- American theatrical release poster
- Directed by: Montgomery Tully
- Screenplay by: John C. Higgins
- Based on: Rich Is the Treasure 1952 novel by Maurice Procter
- Produced by: Steven Pallos Charles Leeds
- Starring: Dennis O'Keefe Margaret Sheridan Philip Friend
- Cinematography: Arthur Graham Gordon Lang
- Edited by: Helga Cranston
- Music by: Matyas Seiber
- Color process: Black and white
- Production company: Gibraltar Films
- Distributed by: United Artists
- Release dates: 26 April 1954 (UK); 16 July 1954 (US);
- Running time: 83 minutes
- Country: United Kingdom
- Language: English

= The Diamond (film) =

1954 British film by Montgomery Tully

The Diamond is a 1954 British film noir crime film directed by Montgomery Tully (possibly jointly with Dennis O'Keefe), and starring Dennis O'Keefe, Margaret Sheridan and Philip Friend. The screenplay was by John C. Higgins, based on the 1952 novel Rich Is the Treasure by Maurice Procter. It was released by United Artists in Britain and in America, where it was known as The Diamond Wizard.

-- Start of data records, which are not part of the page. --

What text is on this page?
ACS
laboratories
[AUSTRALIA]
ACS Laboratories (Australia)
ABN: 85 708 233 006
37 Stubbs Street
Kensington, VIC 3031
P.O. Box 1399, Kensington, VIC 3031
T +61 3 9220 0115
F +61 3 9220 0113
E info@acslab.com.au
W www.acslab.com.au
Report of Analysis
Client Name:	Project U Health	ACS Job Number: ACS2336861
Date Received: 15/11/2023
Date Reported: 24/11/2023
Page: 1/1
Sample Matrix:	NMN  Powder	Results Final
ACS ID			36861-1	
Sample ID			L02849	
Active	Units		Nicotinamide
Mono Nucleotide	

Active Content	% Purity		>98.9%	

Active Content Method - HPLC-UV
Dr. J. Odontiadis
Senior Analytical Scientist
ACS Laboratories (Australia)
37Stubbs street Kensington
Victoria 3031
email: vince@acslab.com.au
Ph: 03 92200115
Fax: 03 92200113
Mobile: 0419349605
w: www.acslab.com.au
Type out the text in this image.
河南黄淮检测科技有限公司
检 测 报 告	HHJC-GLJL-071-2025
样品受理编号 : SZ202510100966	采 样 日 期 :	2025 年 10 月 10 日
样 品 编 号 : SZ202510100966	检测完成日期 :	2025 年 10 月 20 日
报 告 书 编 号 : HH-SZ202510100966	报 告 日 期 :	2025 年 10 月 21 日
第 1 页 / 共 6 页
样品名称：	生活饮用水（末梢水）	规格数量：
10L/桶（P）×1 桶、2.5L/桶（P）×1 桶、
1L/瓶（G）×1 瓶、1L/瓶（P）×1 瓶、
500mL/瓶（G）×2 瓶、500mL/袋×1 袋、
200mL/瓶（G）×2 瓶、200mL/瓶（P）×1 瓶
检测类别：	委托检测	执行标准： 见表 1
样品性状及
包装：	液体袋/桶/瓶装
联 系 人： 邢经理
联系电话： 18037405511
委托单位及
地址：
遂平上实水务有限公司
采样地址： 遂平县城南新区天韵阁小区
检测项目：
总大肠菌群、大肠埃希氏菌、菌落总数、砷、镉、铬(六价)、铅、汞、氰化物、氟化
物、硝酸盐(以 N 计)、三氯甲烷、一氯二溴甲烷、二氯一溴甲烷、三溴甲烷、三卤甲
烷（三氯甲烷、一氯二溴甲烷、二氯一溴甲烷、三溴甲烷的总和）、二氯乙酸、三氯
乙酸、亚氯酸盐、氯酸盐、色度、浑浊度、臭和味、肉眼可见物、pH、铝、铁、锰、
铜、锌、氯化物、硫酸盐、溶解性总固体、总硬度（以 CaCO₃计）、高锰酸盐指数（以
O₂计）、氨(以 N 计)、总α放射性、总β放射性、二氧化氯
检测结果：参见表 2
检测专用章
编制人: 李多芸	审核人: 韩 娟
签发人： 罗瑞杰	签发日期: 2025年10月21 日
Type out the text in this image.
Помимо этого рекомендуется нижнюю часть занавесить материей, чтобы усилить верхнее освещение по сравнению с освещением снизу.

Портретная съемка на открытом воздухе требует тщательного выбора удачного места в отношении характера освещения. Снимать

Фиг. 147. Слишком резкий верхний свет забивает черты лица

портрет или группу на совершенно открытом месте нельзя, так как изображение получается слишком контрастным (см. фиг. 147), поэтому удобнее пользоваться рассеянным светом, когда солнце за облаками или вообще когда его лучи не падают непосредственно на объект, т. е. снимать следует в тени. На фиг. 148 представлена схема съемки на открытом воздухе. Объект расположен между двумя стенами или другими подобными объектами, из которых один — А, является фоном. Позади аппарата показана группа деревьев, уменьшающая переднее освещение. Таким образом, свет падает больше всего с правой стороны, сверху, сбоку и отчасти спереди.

It is notable for being Britain's first 3D film, though according to the British Film Institute, it was shown in 3D only once, on 13 September 2006 in Hollywood. Despite the 2006 showing the film was listed on the BFI 75 Most Wanted list of lost films. The 2D film, however, is not lost and can be viewed on Amazon Prime while the restored 3D version was released on Blu-ray in November 2022.

== Plot ==
After a gang pulls off a heist to acquire freshly minted dollars, American Treasury Agent Joe Dennison pursues their trail to London. Dennison and Scotland Yard detective Hector McClaren attempt to break a racket involving the production of synthetic diamonds.

== Production ==
The film was shot at Walton Studios with location filming taking place in London and Hertfordshire. The film's sets were designed by art director Denis Wreford. It was produced by the independent British company Gibraltar Films for release by United Artists.

There is conflicting information about who directed The Diamond. According to the British Film Institute website the British release credited British B-picture veteran Montgomery Tully as director, while the US release credited the film's American star, Dennis O'Keefe. However, the US print viewed by the reviewer of the American Film Institute Catalog of Motion Pictures credits Tully, while a YouTube video with the opening credits of a print bearing the British release title credits O'Keefe.

==Critical reception==
Monthly Film Bulletin said "The deeply involved plot is strewn with red herrings to such an extent that the film becomes more baffling than entertaining, and never rises above commonplace B picture level. The Diamond was originally shot in 3-D, but the version shown is flat."

Kine Weekly said "The picture, originally made in 3-D, very nearly talks itself to a standstill during the early stages, but allows no grass to grow under its feet as it approaches its vivid pyrotechnic climax. Flames lick the good and the bad lads, and few will resist cheering when the rescue party puts in an appearance and the villain is consumed in the inferno. The leading characters display admirable composure in the most testing circumstances, and the stout portrayals of Dennis O'Keefe, Philip Friend and Margaret Sheridan as Joe, McClaren and Marlene, do much to mellow the rough stuff. Authentic Scotland Yard detail, too, acts as a cushion. In a word, "The Diamond " should cut some ice with the crowd, if not the intelligentsia."

In British Sound Films: The Studio Years 1928–1959 David Quinlan rated the film as "average", writing: "Intricately developed thriller, though only the end is exciting. Originally made for 3D, but shown 'flat'."

Leslie Halliwell said: "Leaden cops-and-robbers which went out on the bottom of the bill instead of being shown in three dimensions."

The Radio Times Guide to Films gave the film 2/5 stars, writing: "A rare UK venture into 3D, this crime programme filler was shot in a process called Spacemaster. ... Mostly shown in its flat format, the film was jointly directed by its star and Montgomery Tully, who was something of a dab hand at atmosphere-free mysteries."